Unwilling to hand over the soldier or Bill, who is being used as leverage, Twelve escapes with them and his First self but loses his TARDIS in the process. They retreat to the classic TARDIS instead where One points out the glass woman’s face must be based on a human’s. To figure out whose, Twelve takes them to the “largest database” available: a Dalek. More specifically, Rusty, the Dalek who turned against his own kind in Season 8’s “Into the Dalek.” They determine a scientist in the future created this technology to allow the dead to continue living, in a way. It’s actually meant to do good and help people; there’s nothing evil about it.
The mystery solved, the Doctors agree to return the soldier to his time of death. Before he gets back into position, he asks the Time Lords to look after his family, the Lethbridge-Stewarts. When time resumes, the soldier doesn’t die. Instead, it’s the Christmas Armistice of WWI, a miraculous moment where everyone put down their guns and celebrated the holiday together.

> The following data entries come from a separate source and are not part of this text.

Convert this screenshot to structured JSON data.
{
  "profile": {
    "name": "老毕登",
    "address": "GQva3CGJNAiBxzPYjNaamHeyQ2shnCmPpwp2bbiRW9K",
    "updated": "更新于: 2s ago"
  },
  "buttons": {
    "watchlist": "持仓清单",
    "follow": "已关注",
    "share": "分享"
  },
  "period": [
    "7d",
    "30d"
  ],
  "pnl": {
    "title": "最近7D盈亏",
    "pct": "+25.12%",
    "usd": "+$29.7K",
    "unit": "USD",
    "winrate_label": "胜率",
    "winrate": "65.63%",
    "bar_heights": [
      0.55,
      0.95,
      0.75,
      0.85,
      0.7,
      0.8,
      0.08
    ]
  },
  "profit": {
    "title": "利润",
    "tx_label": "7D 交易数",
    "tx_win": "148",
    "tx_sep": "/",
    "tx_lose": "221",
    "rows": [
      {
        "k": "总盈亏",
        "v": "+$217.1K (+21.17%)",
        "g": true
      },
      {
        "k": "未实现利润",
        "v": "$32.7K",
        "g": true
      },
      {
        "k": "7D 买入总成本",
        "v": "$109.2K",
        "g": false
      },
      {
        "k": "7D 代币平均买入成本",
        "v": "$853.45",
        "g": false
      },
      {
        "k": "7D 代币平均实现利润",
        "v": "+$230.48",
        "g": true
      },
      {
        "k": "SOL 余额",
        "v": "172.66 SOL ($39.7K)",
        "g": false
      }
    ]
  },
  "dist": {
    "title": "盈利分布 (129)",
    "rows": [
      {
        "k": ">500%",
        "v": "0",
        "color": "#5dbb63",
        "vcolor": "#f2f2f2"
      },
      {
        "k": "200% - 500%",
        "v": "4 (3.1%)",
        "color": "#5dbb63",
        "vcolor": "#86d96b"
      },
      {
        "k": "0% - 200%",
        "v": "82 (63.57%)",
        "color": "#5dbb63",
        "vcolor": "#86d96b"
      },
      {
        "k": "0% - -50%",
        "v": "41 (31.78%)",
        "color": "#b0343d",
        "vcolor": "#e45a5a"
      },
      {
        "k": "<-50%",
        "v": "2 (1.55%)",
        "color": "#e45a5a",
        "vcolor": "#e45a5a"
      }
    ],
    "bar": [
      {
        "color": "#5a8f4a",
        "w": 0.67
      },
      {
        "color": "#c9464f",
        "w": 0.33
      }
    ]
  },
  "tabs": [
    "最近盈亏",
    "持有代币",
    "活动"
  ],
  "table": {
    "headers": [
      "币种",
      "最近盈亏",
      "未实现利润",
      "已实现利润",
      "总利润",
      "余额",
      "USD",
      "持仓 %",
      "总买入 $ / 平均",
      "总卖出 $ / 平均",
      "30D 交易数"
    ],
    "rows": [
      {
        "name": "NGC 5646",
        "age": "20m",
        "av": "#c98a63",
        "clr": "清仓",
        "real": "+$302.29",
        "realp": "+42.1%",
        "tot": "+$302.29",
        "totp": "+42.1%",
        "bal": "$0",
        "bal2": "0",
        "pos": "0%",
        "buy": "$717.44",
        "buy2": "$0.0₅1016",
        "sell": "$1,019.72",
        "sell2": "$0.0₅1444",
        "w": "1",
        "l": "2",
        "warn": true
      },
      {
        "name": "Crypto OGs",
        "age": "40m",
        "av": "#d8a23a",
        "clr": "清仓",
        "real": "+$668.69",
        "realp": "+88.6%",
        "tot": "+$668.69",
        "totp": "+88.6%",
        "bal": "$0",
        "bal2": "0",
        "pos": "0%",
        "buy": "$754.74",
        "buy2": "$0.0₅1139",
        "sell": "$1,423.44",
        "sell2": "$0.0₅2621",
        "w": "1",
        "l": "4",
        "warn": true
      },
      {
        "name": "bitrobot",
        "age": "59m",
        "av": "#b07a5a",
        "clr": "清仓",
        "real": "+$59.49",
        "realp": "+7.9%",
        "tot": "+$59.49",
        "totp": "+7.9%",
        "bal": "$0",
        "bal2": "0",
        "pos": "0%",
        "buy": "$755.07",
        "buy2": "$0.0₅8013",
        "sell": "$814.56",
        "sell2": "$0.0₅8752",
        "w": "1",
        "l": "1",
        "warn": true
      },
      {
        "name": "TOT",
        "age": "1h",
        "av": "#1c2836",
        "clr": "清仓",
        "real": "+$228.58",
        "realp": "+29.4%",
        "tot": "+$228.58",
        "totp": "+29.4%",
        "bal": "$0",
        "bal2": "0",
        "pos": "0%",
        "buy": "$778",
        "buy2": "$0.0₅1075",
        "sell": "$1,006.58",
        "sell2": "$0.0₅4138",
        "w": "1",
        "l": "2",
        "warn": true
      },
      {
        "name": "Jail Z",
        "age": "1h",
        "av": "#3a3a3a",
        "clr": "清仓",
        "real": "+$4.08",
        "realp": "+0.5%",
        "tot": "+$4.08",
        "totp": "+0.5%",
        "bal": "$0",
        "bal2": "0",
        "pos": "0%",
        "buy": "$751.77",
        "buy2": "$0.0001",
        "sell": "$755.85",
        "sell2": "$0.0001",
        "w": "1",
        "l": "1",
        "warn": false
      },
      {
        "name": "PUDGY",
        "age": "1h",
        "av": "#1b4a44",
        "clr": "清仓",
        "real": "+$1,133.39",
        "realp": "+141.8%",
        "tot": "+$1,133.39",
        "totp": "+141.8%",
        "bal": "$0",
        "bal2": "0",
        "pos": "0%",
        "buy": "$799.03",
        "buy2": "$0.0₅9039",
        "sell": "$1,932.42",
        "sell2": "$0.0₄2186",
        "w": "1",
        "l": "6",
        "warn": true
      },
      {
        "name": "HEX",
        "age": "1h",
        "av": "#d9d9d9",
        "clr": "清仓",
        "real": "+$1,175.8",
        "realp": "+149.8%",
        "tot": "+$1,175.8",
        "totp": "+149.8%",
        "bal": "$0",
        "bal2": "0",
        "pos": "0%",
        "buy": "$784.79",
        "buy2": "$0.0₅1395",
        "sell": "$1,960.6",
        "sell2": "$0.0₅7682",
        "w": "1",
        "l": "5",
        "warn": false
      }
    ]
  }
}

The First Doctor leaves and regenerates just as he did in the classic series. The Twelfth Doctor lingers, his decision unmade. He’s bothered that Bill is not real but she protests. She’s full of Bill Potts’ memories and isn’t that the essence of a person? If all this sounds like it leading to something with Clara Oswald, the woman the Doctor was forced to forget… you’re only kind of right. As a parting gift, Bill restores Twelve’s memories of Clara and he “sees” her in his mind. It seems to give him the peace he needs to move on. He says his farewells to Bill and even Nardole, who appears for a final moment, and enters his TARDIS alone.
In his last minutes, the Doctor speaks aloud instructions for the new self that is a-coming. “Never be cruel, never be cowardly. And never ever eat pears! Remember – hate is always foolish…and love, is always wise. Always try, to be nice and never fail to be kind… Laugh hard. Run fast. Be kind.”
And at last he says, “Doctor, I let you go.” He ignites with regeneration energy, damaging the TARDIS in the process. Twelve’s ring slips off and falls through the floor grate. A moment later, Jodie Whittaker’s face is looking back from the console screen. “Oh, brilliant,” she says. Then the TARDIS explodes and she falls out of the doors.
I’m overjoyed Peter Capaldi got to be in an episode with the First Doctor. What more could a lifelong Whovian want?
I’m disappointed beyond measure that we didn’t have a better reunion (or a reunion at all) between Clara and Twelve.
“Doctor, I let you go” is a fitting way for Capaldi and Steven Moffat to say farewell to a show that has impacted their whole lives, not just their seasons in the TARDIS.
Very excited for Jodie Whittaker but saying goodbye to Capaldi really makes Christmas 2017 a bit depressing.